Porque además Emmerich ha demostrado ser más listo que Michael Bay en tanto que conoce sus propias limitaciones. Emmerich sabe que no va a ser capaz de dotar de vida a sus personajes, y que la densidad emocional de las escenas que componga no va a tener más alcance que la de un catastrófico de sobremesa. Por eso se contenta con delimitar todos los elementos colindantes a la acción dentro de unos cánones 100% reconocibles y gastados ya… ¿desde cuándo? Exacto, desde el cine de catástrofes de los años 70. ¿O me vais a decir que los personajes de los exploits setenteros de terremotos, incendios y derrumbes que tanto decimos disfrutar tienen mucha más definición que este papá redimido, esta esposa reenamorada, este malvado asesor de la Casa Blanca o este perspicaz científico? Pues eso.

Juraría que hasta lo ha hecho aposta. Puede que incluso los guionistas le ofrecieran situaciones más elaboradas y personajes menos estereotipados y Emmerich les soltara no quiero que me molestéis con vuestras tonterías. Lo que decía: tiene que haber un héroe improbable. Tiene que haber una rubia gritona. Tiene que haber hasta un perrito que se salva. Porque en tanto que el invento ganara puntos por el lado de la sensatez los perdería por el de la insensatez. Y de nuevo: a escala global esto es lo más genialmente insensato que he visto en varios meses.

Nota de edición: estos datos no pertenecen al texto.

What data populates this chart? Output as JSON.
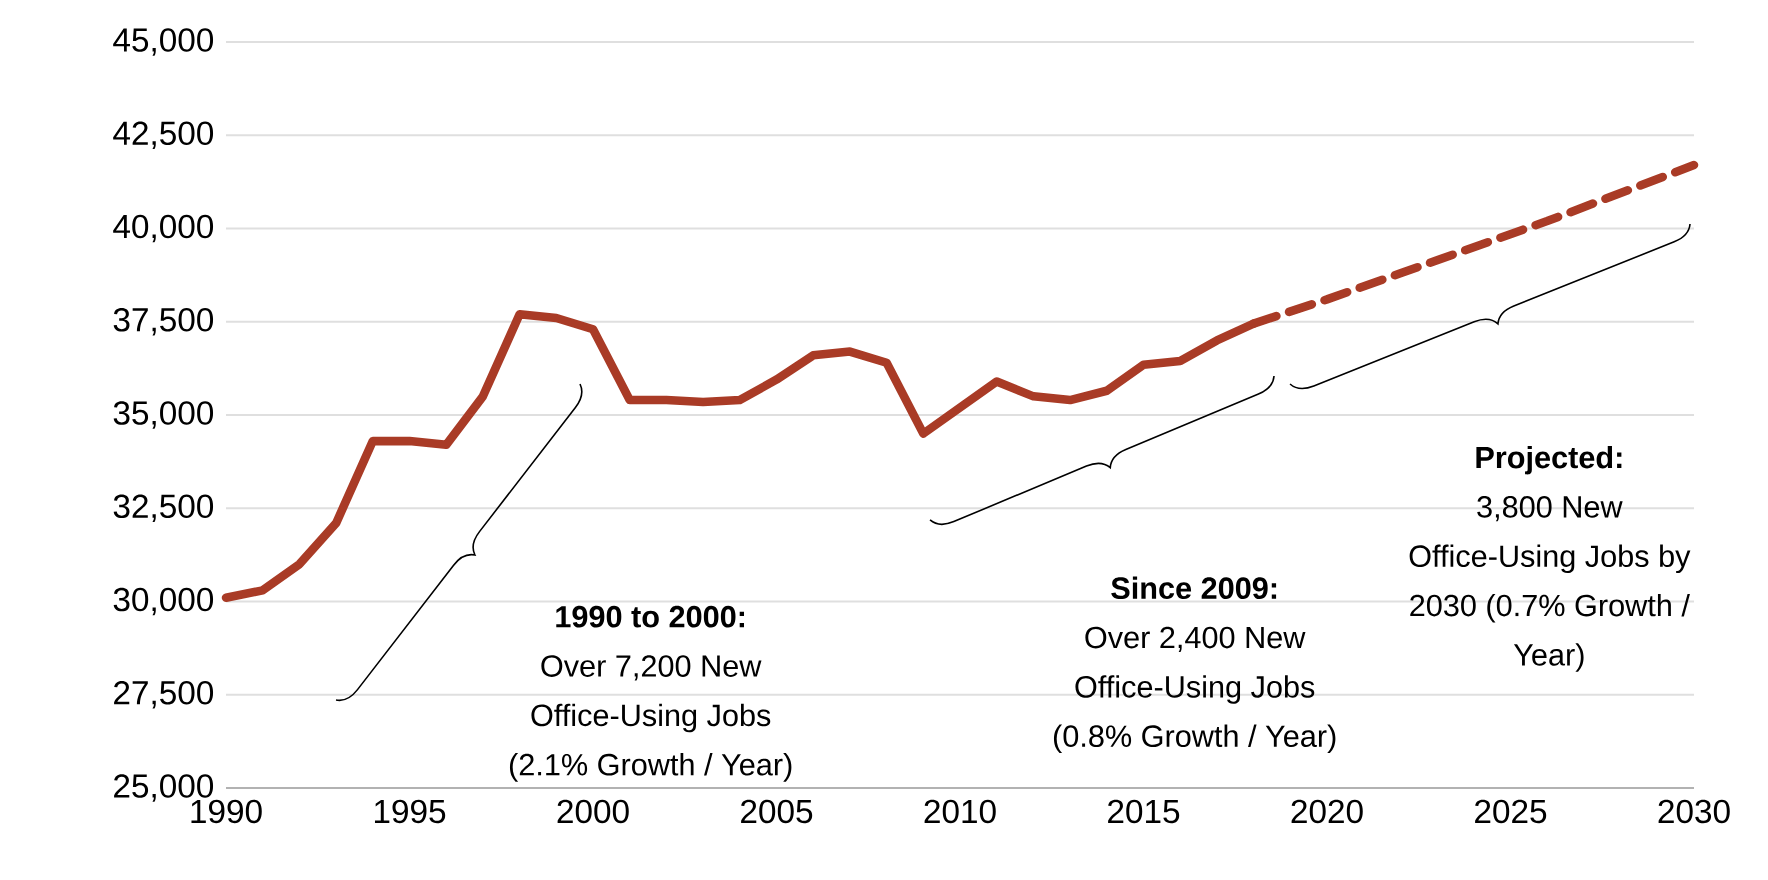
{
  "chart_data": {
    "type": "line",
    "x": [
      1990,
      1991,
      1992,
      1993,
      1994,
      1995,
      1996,
      1997,
      1998,
      1999,
      2000,
      2001,
      2002,
      2003,
      2004,
      2005,
      2006,
      2007,
      2008,
      2009,
      2010,
      2011,
      2012,
      2013,
      2014,
      2015,
      2016,
      2017,
      2018
    ],
    "series": [
      {
        "color": "#a93b26",
        "line_style": "solid",
        "values": [
          30100,
          30300,
          31000,
          32100,
          34300,
          34300,
          34200,
          35500,
          37700,
          37600,
          37300,
          35400,
          35400,
          35350,
          35400,
          35950,
          36600,
          36700,
          36400,
          34500,
          35200,
          35900,
          35500,
          35400,
          35650,
          36350,
          36450,
          37000,
          37450
        ]
      },
      {
        "color": "#a93b26",
        "line_style": "dashed",
        "x": [
          2018,
          2020,
          2022,
          2024,
          2026,
          2028,
          2030
        ],
        "values": [
          37450,
          38100,
          38800,
          39500,
          40200,
          40950,
          41700
        ]
      }
    ],
    "xlim": [
      1990,
      2030
    ],
    "xticks": [
      1990,
      1995,
      2000,
      2005,
      2010,
      2015,
      2020,
      2025,
      2030
    ],
    "ylim": [
      25000,
      45000
    ],
    "yticks": [
      {
        "value": 25000,
        "label": "25,000"
      },
      {
        "value": 27500,
        "label": "27,500"
      },
      {
        "value": 30000,
        "label": "30,000"
      },
      {
        "value": 32500,
        "label": "32,500"
      },
      {
        "value": 35000,
        "label": "35,000"
      },
      {
        "value": 37500,
        "label": "37,500"
      },
      {
        "value": 40000,
        "label": "40,000"
      },
      {
        "value": 42500,
        "label": "42,500"
      },
      {
        "value": 45000,
        "label": "45,000"
      }
    ],
    "grid": "y",
    "marker": "none",
    "annotations": [
      "1990 to 2000:",
      "Over 7,200 New Office-Using Jobs (2.1% Growth / Year)",
      "Since 2009:",
      "Over 2,400 New Office-Using Jobs (0.8% Growth / Year)",
      "Projected:",
      "3,800 New Office-Using Jobs by 2030 (0.7% Growth / Year)"
    ]
  }
}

Pero lo cosa no termina ahí, y es que Emmerich no sólo es más listo que Bay. No, en cuestiones de planificación demuestra que además los tiene más bien puestos, porque Bay siempre acaba enmascarando su tosca realización con un montaje tan exageradamente picado que al final impide al espectador saber qué demonios está pasando, colándole por trepidante lo que en realidad es atropellado. A Emmerich el montaje a ritmo de hardcore se la trae al fresco. Prefiere evidenciar su nula personalidad fílmica si con ello consigue elevar la espectacularidad al cubo, llegando a un extraño clasicismo en su plano, que suele ser mucho más abierto y explicativo que el de Bay, cerrado y confuso. ¿Quién diantre quiere ver el movimiento de quinientas tuercas y tornillos a la vez a medio metro de un supuesto robot gigante cuando puede contemplar, casi a cámara lenta, cómo literalmente se hunde la ciudad de San Francisco en el Pacífico mientras una avioneta sortea vagones de metro en el interior de una descomunal falla?

Y ya que saco a colación esta secuencia concreta, sólo le veo una pega: siendo de largo lo mejor de la función y la burrada más salvaje vista este año, llega demasiado pronto en la película. Con lo cuál nos pasamos la siguiente hora y media esperando una réplica de igual o mayor magnitud que no termina de llegar nunca. Y aunque no llegan al nivel, suerte que ahí están absolutas genialidades como la del [cuidado con los SPOILERS] personaje de Woody Harrelson siendo tragado por el parque de Yellowstone reconvertido en volcán, el presidente Kennedy reocupando por la fuerza la Casa Blanca en forma de portaaviones o ese Arca de Noé versión Battlestar Galactica evitando colisionar contra… ¡el Everest!

Además, qué demonios, ese plano último con África como bastión final y tabla de salvación para la humanidad tiene mucha coña y resulta tan genuinamente naïf en su hipotético espíritu revulsivo antiamericano como el momento de la rueda de prensa del gobernador de California. [FIN SPOILERS]

Dejad los prejuicios en casa, poneos el chip de más es… mucho más y preparaos para disfrutar de 160 minutos de absoluto dislate catastrófico.

Como cine es una mierda, como espectáculo total es justamente eso: total.